I've uploaded a couple of things recently to show what I've been working on. Here's a highlight version of a recent wedding I filmed for some dear friends to commemorate their special day.

I had a blast filming, editing and scoring this and continue to appreciate and refine my own filmmaking techniques thanks to wedding videography. Some things that spring to mind:

  • It's fast paced. There's no second takes of the ceremony, the first kiss, the first hugs from friends/family and the speeches. I won't lie, there's pressure to nail these moments, but that all adds to the energy of the day. It forces you to think on your feet and be constantly on the look out for the happy little moments of the day (as well as the happy big moments of the day!)
  • You have the same freedom as other filmmaking areas when filming/editing to tell the story in a variety of ways to suit what your clients would like to have; be it fly on the wall, interviews, set pieces or non-linear. In that sense I'm always thinking about how best to tell the story.
  • It's just generally a really awesome feeling to be around people genuinely celebrating a happy occasion, especially when you're there to capture the memory and bottle up a small part of what it felt like to actually be there on the day.

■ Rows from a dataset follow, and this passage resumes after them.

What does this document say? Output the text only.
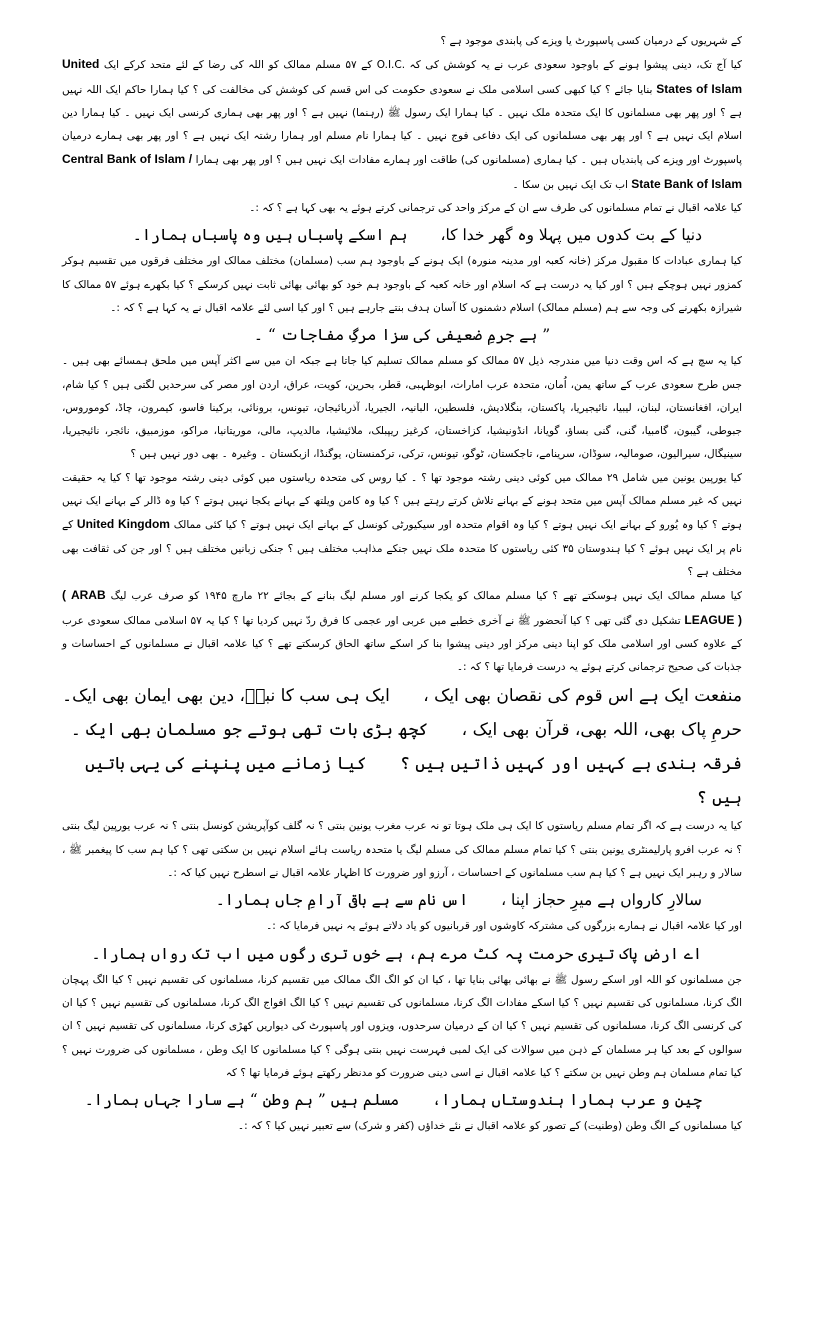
کے شہریوں کے درمیان کسی پاسپورٹ یا ویزے کی پابندی موجود ہے ؟
کیا آج تک، دینی پیشوا ہونے کے باوجود سعودی عرب نے یہ کوشش کی کہ .O.I.C کے ۵۷ مسلم ممالک کو اللہ کی رضا کے لئے متحد کرکے ایک United States of Islam بنایا جائے ؟ کیا کبھی کسی اسلامی ملک نے سعودی حکومت کی اس قسم کی کوشش کی مخالفت کی ؟ کیا ہمارا حاکم ایک اللہ نہیں ہے ؟ اور پھر بھی مسلمانوں کا ایک متحدہ ملک نہیں ۔ کیا ہمارا ایک رسول ﷺ (رہنما) نہیں ہے ؟ اور پھر بھی ہماری کرنسی ایک نہیں ۔ کیا ہمارا دین اسلام ایک نہیں ہے ؟ اور پھر بھی مسلمانوں کی ایک دفاعی فوج نہیں ۔ کیا ہمارا نام مسلم اور ہمارا رشتہ ایک نہیں ہے ؟ اور پھر بھی ہمارے درمیان پاسپورٹ اور ویزے کی پابندیاں ہیں ۔ کیا ہماری (مسلمانوں کی) طاقت اور ہمارے مفادات ایک نہیں ہیں ؟ اور پھر بھی ہمارا Central Bank of Islam / State Bank of Islam اب تک ایک نہیں بن سکا ۔

کیا علامہ اقبال نے تمام مسلمانوں کی طرف سے ان کے مرکز واحد کی ترجمانی کرتے ہوئے یہ بھی کہا ہے ؟ کہ :۔

دنیا کے بت کدوں میں پہلا وہ گھر خدا کا، ہم اسکے پاسباں ہیں وہ پاسباں ہمارا۔

کیا ہماری عبادات کا مقبول مرکز (خانہ کعبہ اور مدینہ منورہ) ایک ہونے کے باوجود ہم سب (مسلمان) مختلف ممالک اور مختلف فرقوں میں تقسیم ہوکر کمزور نہیں ہوچکے ہیں ؟ اور کیا یہ درست ہے کہ اسلام اور خانہ کعبہ کے باوجود ہم خود کو بھائی بھائی ثابت نہیں کرسکے ؟ کیا بکھرے ہوئے ۵۷ ممالک کا شیرازہ بکھرنے کی وجہ سے ہم (مسلم ممالک) اسلام دشمنوں کا آسان ہدف بنتے جارہے ہیں ؟ اور کیا اسی لئے علامہ اقبال نے یہ کہا ہے ؟ کہ :۔

” ہے جرمِ ضعیفی کی سزا مرگِ مفاجات “ ۔

کیا یہ سچ ہے کہ اس وقت دنیا میں مندرجہ ذیل ۵۷ ممالک کو مسلم ممالک تسلیم کیا جاتا ہے جبکہ ان میں سے اکثر آپس میں ملحق ہمسائے بھی ہیں ۔ جس طرح سعودی عرب کے ساتھ یمن، اُمان، متحدہ عرب امارات، ابوظہبی، قطر، بحرین، کویت، عراق، اردن اور مصر کی سرحدیں لگتی ہیں ؟ کیا شام، ایران، افغانستان، لبنان، لیبیا، نائیجیریا، پاکستان، بنگلادیش، فلسطین، البانیہ، الجیریا، آذربائیجان، تیونس، برونائی، برکینا فاسو، کیمرون، چاڈ، کوموروس، جبوطی، گیبون، گامبیا، گنی، گنی بساؤ، گویانا، انڈونیشیا، کزاخستان، کرغیز ریپبلک، ملائیشیا، مالدیپ، مالی، موریتانیا، مراکو، موزمبیق، نائجر، نائیجیریا، سینیگال، سیرالیون، صومالیہ، سوڈان، سرینامے، تاجکستان، ٹوگو، تیونس، ترکی، ترکمنستان، یوگنڈا، ازبکستان ۔ وغیرہ ۔ بھی دور نہیں ہیں ؟

کیا یورپین یونین میں شامل ۲۹ ممالک میں کوئی دینی رشتہ موجود تھا ؟ ۔ کیا روس کی متحدہ ریاستوں میں کوئی دینی رشتہ موجود تھا ؟ کیا یہ حقیقت نہیں کہ غیر مسلم ممالک آپس میں متحد ہونے کے بہانے تلاش کرتے رہتے ہیں ؟ کیا وہ کامن ویلتھ کے بہانے یکجا نہیں ہوتے ؟ کیا وہ ڈالر کے بہانے ایک نہیں ہوتے ؟ کیا وہ یُورو کے بہانے ایک نہیں ہوتے ؟ کیا وہ اقوام متحدہ اور سیکیورٹی کونسل کے بہانے ایک نہیں ہوتے ؟ کیا کئی ممالک United Kingdom کے نام پر ایک نہیں ہوئے ؟ کیا ہندوستان ۳۵ کئی ریاستوں کا متحدہ ملک نہیں جنکے مذاہب مختلف ہیں ؟ جنکی زبانیں مختلف ہیں ؟ اور جن کی ثقافت بھی مختلف ہے ؟

کیا مسلم ممالک ایک نہیں ہوسکتے تھے ؟ کیا مسلم ممالک کو یکجا کرنے اور مسلم لیگ بنانے کے بجائے ۲۲ مارچ ۱۹۴۵ کو صرف عرب لیگ ( ARAB LEAGUE ) تشکیل دی گئی تھی ؟ کیا آنحضور ﷺ نے آخری خطبے میں عربی اور عجمی کا فرق ردّ نہیں کردیا تھا ؟ کیا یہ ۵۷ اسلامی ممالک سعودی عرب کے علاوہ کسی اور اسلامی ملک کو اپنا دینی مرکز اور دینی پیشوا بنا کر اسکے ساتھ الحاق کرسکتے تھے ؟ کیا علامہ اقبال نے مسلمانوں کے احساسات و جذبات کی صحیح ترجمانی کرتے ہوئے یہ درست فرمایا تھا ؟ کہ :۔

منفعت ایک ہے اس قوم کی نقصان بھی ایک ، ایک ہی سب کا نبیؐ، دین بھی ایمان بھی ایک۔

حرمِ پاک بھی، اللہ بھی، قرآن بھی ایک ، کچھ بڑی بات تھی ہوتے جو مسلمان بھی ایک ۔

فرقہ بندی ہے کہیں اور کہیں ذاتیں ہیں ؟ کیا زمانے میں پنپنے کی یہی باتیں ہیں ؟

کیا یہ درست ہے کہ اگر تمام مسلم ریاستوں کا ایک ہی ملک ہوتا تو نہ عرب مغرب یونین بنتی ؟ نہ گلف کوآپریشن کونسل بنتی ؟ نہ عرب یورپین لیگ بنتی ؟ نہ عرب افرو پارلیمنٹری یونین بنتی ؟ کیا تمام مسلم ممالک کی مسلم لیگ یا متحدہ ریاست ہائے اسلام نہیں بن سکتی تھی ؟ کیا ہم سب کا پیغمبر ﷺ ، سالار و رہبر ایک نہیں ہے ؟ کیا ہم سب مسلمانوں کے احساسات ، آرزو اور ضرورت کا اظہار علامہ اقبال نے اسطرح نہیں کیا کہ :۔

سالارِ کارواں ہے میرِ حجاز اپنا ، اس نام سے ہے باقی آرامِ جاں ہمارا۔

اور کیا علامہ اقبال نے ہمارے بزرگوں کی مشترکہ کاوشوں اور قربانیوں کو یاد دلاتے ہوئے یہ نہیں فرمایا کہ :۔

اے ارضِ پاک تیری حرمت پہ کٹ مرے ہم، ہے خوں تری رگوں میں اب تک رواں ہمارا۔

جن مسلمانوں کو اللہ اور اسکے رسول ﷺ نے بھائی بھائی بنایا تھا ، کیا ان کو الگ الگ ممالک میں تقسیم کرنا، مسلمانوں کی تقسیم نہیں ؟ کیا الگ پہچان الگ کرنا، مسلمانوں کی تقسیم نہیں ؟ کیا اسکے مفادات الگ کرنا، مسلمانوں کی تقسیم نہیں ؟ کیا الگ افواج الگ کرنا، مسلمانوں کی تقسیم نہیں ؟ کیا ان کی کرنسی الگ کرنا، مسلمانوں کی تقسیم نہیں ؟ کیا ان کے درمیان سرحدوں، ویزوں اور پاسپورٹ کی دیواریں کھڑی کرنا، مسلمانوں کی تقسیم نہیں ؟ ان سوالوں کے بعد کیا ہر مسلمان کے ذہن میں سوالات کی ایک لمبی فہرست نہیں بنتی ہوگی ؟ کیا مسلمانوں کا ایک وطن ، مسلمانوں کی ضرورت نہیں ؟ کیا تمام مسلمان ہم وطن نہیں بن سکتے ؟ کیا علامہ اقبال نے اسی دینی ضرورت کو مدنظر رکھتے ہوئے فرمایا تھا ؟ کہ

چین و عرب ہمارا ہندوستاں ہمارا، مسلم ہیں ” ہم وطن “ ہے سارا جہاں ہمارا۔

کیا مسلمانوں کے الگ وطن (وطنیت) کے تصور کو علامہ اقبال نے نئے خداؤں (کفر و شرک) سے تعبیر نہیں کیا ؟ کہ :۔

Also I recently entered a short film competition ran by NASA/CineSpace. The challenge was to create a film (in any style) that uses at least 10% NASA footage. The themes were "the benefits of space to humanity" and "the future of space exploration". I had the idea to interview friends and family to ask them what they thought of those things. What I received back was some incredible, well thought out and beautifully emotional answers. I was pleasantly surprised at how diverse yet thematically consistent the responses were. Here it is below! Fingers crossed!

As I finish these videography and indie video game soundtrack projects, I'm aiming to consolidate all the things I've learned over the last couple of years and challenge myself to make something longer, more intricate, challenging and even more personal.